Naim Efendi‘nin torunu, mürebbiyesi Madam Kronski ve bir kaç ahbabı ile beraber bir haftadan beri Büyükada’da bulunuyorlar…

🔘 Faruk Şüyün, “Bir Kitap: Kiralık Konak”, ? Gazetesi, 08.02.1987.*

Kiralık Konak
Naim Efendiler bu yaz Kanlıca’ya taşınmadılar. Zamanlar artık eski zamanlar değil, iki sene içinde pek çok âdetler değişti. Kışın konaklarda, yazın yalılarda oturan aileler gittikçe azalmaktadır. Hele, Mısırlıların üşüşmelerinden sonra Boğaziçi’nde yalısı, köşkü olup da kiraya vermekten sakınanlara ya çok zengin, ya çok hesapsız gözüyle bakılıyor. Naim Efendi ise, ne çok zengin, ne çok hesapsızdır. Babasından kalmış bir serveti gençliğinden beri oldukça büyük bir ihtimamla idare ve muhafaza ediyor.
Naim Efendi, maziden bize yadigâr kalmış bir şahsiyet idi. Bütün hatıraları, bütün zevkleri, bütün muhabbetleri, kendisini güldüren ve ağlatan her şey mutlaka bundan kırk sene evveline ait.
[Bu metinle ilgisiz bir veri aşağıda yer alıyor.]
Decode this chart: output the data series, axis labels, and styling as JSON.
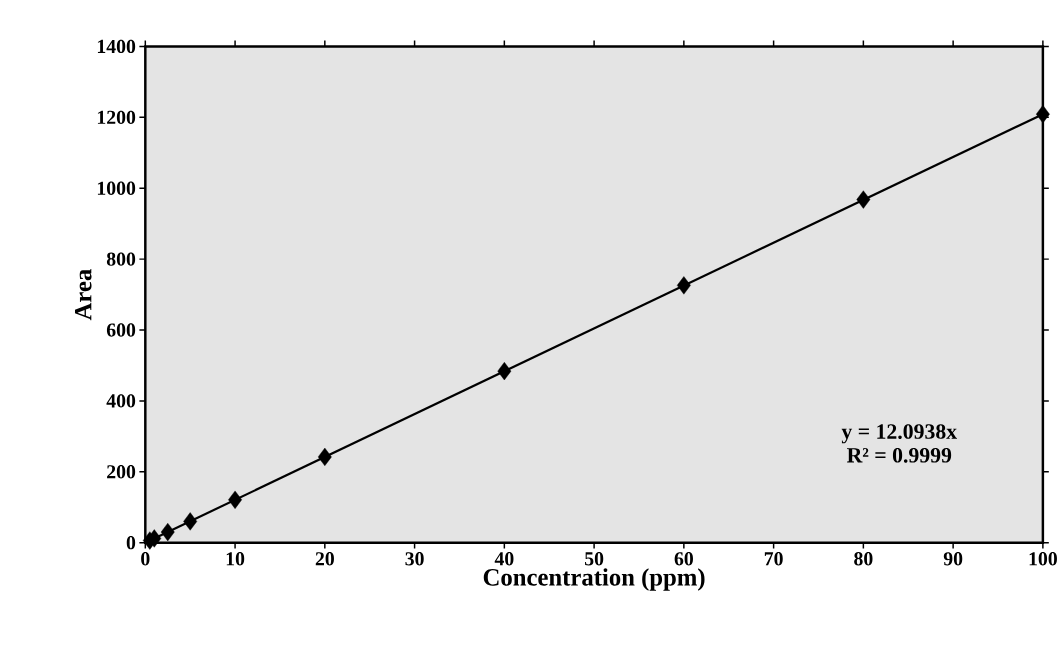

Ve Naim Efendi, yeni sazdan, yeni şarkılardan da zevk almıyor. Hatta, son senelerde artık yazılan ve konuşulan Türkçe’yi de anlamıyor. Naim Efendi, evvela damadı, sonra torunları sayesinde nelere alışmadı ki. Biçare adam, kızı evlendiği günden beri, aşağı yukarı yirmi senedir, her gün bir eski itiyada veda etmekten ve her gün yeni bir mecburiyete katlanmaktan başka bir şey yapmıyor. Ne Cihangir’deki konağında, ne Kanlıca’daki yalısında ihtiyar ve yorgun vücudunu dinlendirecek bir köşe kalmıştır. Bundan beş sene evveline kadar hiç değilse, karısı yanıbaşında idi, rahatını, huzurunu mümkün mertebe koruyordu. O, hayatta bulundukça ne kızının, ne damadının, ne torunlarının eve ait işlerde o kadar nüküm ve nüfuzları olmadı.
O öldükten sonra yerine kızı Sekine Hanım geçti; fakat Sekine Hanım, hiçbir cihetten annesine benzemiyordu. Tıpkı babası gibi çekingen, içinden titiz, iradesiz, tembel bir kadındı; hususiyle kocasının nüfuzuna ve çocuklarının arzularına son derece uyardı. Kocası ise kırk beş yaşında bir züppeden başka bir şey değildi. Müslümanlıktan ve Türklükten nefret eden bir kazasker oğluydu. Alafranga hayat namına sabahtan akşama kadar bin türlü garabet yapan bu adam, Servet Bey, büyük hanımın vefatını müteakip, evi kendi heveslerine göre esasından değiştirmeye kalktı. Naim Efendi konağında bütün iradesini istediği gibi yürüttü. Hele inkılâptan beri bu konakta artık hiç Türkçe konuşulmuyordu.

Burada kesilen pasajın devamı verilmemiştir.